Laurence Corash, MD is Senior Vice President and Chief Scientific Officer of Cerus Corporation, which he founded in 1992. He is Professor of Laboratory Medicine at the University of California, San Francisco, where he served for 15 years as Chief of the Clinical Laboratory Hematology Service. He has published 192 original research papers in peer reviewed journals in the field of hematology and transfusion medicine. Dr. Corash graduated from New York University School of Medicine and completed Internal Medicine training at Bellevue Hospital, New York, NY. He was a Research Associate at the National Institute of Child Health and Human Development (NICHD), Bethesda, MD (1971-73) and completed training in Hematology and Hematology-Pathology at the National Institutes of Health (NIH), Clinical Center. From 1977 to 1981 he served as Assistant Chief, Hematology Service at the NIH Clinical Center. He is Board Certified in Medicine, Hematology, and Hematology-Pathology. Dr.

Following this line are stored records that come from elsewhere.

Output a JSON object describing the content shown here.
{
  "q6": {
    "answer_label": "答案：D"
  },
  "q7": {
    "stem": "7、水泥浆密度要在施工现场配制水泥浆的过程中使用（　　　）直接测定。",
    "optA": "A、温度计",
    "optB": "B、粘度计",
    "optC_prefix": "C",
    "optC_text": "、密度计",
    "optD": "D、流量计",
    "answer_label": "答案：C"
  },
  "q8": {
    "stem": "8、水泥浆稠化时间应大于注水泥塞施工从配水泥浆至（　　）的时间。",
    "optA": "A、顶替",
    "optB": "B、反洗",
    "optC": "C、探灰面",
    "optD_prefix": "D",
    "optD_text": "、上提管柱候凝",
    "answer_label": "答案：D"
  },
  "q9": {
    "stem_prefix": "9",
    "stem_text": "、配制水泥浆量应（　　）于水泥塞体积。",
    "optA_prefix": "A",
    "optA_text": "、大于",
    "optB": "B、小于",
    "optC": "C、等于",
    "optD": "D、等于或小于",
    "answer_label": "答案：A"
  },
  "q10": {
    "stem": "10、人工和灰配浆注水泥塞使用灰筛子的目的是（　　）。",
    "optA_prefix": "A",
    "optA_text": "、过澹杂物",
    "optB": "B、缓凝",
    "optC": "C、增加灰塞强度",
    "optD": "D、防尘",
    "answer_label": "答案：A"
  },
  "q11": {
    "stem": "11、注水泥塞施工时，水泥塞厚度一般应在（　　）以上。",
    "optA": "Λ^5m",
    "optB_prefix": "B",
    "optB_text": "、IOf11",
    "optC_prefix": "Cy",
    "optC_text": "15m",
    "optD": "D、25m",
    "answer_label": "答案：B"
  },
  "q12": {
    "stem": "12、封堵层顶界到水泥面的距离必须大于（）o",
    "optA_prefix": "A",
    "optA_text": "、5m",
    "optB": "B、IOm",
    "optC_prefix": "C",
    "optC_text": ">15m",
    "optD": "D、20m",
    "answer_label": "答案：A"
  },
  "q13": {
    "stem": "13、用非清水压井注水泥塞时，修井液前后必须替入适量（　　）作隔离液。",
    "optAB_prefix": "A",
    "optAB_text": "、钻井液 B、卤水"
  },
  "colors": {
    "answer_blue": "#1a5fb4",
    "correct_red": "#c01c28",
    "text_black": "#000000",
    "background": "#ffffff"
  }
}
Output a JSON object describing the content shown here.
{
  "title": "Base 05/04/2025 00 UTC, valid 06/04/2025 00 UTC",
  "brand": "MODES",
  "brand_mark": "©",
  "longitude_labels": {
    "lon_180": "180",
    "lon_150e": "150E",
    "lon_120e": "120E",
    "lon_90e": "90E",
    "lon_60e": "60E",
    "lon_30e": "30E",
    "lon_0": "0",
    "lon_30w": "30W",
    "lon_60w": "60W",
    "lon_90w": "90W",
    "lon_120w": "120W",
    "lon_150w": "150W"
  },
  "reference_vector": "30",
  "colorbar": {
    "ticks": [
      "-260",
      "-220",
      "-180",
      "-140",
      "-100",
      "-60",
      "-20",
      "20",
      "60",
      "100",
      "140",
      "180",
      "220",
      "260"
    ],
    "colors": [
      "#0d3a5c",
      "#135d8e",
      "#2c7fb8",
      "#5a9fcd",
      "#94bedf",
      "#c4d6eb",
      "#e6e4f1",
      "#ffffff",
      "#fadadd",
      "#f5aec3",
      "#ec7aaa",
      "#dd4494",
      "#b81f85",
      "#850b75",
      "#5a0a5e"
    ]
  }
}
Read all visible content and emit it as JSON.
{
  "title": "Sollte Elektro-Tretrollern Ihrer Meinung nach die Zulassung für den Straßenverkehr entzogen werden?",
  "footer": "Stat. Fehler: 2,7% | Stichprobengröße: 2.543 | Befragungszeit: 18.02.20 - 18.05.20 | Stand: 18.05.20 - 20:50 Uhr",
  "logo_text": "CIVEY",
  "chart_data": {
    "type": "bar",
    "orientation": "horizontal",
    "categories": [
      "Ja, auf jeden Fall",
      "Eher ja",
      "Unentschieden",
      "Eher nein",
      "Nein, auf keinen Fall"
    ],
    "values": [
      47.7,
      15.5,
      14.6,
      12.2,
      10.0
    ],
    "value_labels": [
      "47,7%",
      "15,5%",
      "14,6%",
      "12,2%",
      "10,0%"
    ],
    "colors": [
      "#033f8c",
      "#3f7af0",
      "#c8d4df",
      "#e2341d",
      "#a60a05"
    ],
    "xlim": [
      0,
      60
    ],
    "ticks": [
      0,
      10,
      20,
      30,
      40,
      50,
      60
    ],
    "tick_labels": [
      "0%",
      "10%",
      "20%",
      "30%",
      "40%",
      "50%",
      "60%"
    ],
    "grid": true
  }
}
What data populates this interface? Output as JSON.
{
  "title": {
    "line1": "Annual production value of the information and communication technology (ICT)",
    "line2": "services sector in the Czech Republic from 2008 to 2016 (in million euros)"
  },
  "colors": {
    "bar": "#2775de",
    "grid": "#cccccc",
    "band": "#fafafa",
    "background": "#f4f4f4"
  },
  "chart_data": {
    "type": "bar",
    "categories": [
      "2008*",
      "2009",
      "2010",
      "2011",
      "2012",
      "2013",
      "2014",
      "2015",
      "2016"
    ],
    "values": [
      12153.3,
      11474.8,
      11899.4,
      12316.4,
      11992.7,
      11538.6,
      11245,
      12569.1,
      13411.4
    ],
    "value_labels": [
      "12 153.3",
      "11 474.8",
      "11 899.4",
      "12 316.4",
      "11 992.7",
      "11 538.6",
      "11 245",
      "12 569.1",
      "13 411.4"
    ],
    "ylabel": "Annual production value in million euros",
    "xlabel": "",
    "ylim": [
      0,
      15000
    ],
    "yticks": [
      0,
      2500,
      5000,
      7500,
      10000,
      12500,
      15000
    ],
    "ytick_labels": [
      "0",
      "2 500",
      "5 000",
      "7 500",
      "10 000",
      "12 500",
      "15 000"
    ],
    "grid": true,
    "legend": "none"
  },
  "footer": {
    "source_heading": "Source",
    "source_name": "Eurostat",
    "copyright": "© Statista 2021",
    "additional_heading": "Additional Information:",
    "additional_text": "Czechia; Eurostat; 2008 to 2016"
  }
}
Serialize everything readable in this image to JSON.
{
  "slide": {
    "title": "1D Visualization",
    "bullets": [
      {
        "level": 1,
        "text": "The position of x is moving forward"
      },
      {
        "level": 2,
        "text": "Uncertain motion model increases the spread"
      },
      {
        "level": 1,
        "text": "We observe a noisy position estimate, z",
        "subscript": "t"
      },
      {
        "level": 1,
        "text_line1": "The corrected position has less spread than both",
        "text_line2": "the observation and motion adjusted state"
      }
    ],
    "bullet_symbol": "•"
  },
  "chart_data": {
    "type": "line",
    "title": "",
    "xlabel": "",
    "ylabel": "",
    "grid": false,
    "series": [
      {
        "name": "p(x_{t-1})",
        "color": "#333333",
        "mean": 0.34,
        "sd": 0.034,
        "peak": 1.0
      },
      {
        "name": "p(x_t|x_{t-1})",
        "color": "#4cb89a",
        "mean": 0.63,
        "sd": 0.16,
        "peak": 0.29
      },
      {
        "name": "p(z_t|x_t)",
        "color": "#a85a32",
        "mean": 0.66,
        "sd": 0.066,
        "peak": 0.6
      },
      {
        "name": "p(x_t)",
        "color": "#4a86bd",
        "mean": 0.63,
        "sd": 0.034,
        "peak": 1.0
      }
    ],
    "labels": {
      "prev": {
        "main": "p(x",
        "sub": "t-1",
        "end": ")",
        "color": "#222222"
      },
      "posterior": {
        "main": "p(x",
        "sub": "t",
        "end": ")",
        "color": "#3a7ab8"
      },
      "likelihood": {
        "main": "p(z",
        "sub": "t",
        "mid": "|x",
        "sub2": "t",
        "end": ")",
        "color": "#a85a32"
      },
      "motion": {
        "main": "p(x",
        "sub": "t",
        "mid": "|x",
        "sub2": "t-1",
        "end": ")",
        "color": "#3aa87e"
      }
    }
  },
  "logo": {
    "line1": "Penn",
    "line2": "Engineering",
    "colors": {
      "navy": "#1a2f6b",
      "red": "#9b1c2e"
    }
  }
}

Corash has collaborated with scientists in academic institutions and government agencies throughout the US and abroad, as well as colleagues at Cerus on research in blood cell aging and technology for inactivation of infectious pathogens in blood components, and has directed the development of technology for the inactivation of pathogens in labile blood components. Currently, he is the Principal Investigator of a contract from the US Department of Health and Human Services to complete development of the INTERCEPT Blood System for Red Blood Cells. He also leads the Convalescent Plasma for Emerging Pathogens Consortium to develop convalescent plasma for the COVID-19 pandemic. The INTERCEPT pathogen inactivation system for preparation of platelets and plasma he developed is in use by more than 200 blood centers around the world.

Philip Felgner, PhD
Director, Protein Microarray Laboratory, Infectious Diseases, School of Medicine, University of California, Irvine

Dr. Felgner is Director of the UCI Vaccine Research and Development Center and the Protein Microarray Laboratory and Training Facility. The goal of his current research is to identify the right antigens to use for vaccines. The Laboratory developed a high throughput approach to clone and express all proteins encoded in a microorganism’s genomic DNA and print them onto protein microarrays. The Lab has cloned 70,000 genes derived from 35 infectious microorganisms, expressed and printed the encoded proteins on microarrays and probed with an inventory of more than 25,000 sera from infected, vaccinated, and healthy people worldwide to identify serodiagnostic and vaccine antigens. Dr. Felgner joined the faculty at UC Irvine in 2002 after two decades of experience in the biotechnology industry, including founding Vical, Inc. in San Diego based on his discovery of DNA vaccines and serving as Chief Scientific Officer to help build the company into a publicly traded entity. He discovered and developed ‘Lipofection’ DNA transfection technology in 1985, the most widely used approach for introducing nucleic acid into cultured cells. His work has led to 200 published papers and 45 patents that have been cited by other scientists more than 33,000 times, and founding of a UCI startup company Antigen Discovery, Inc.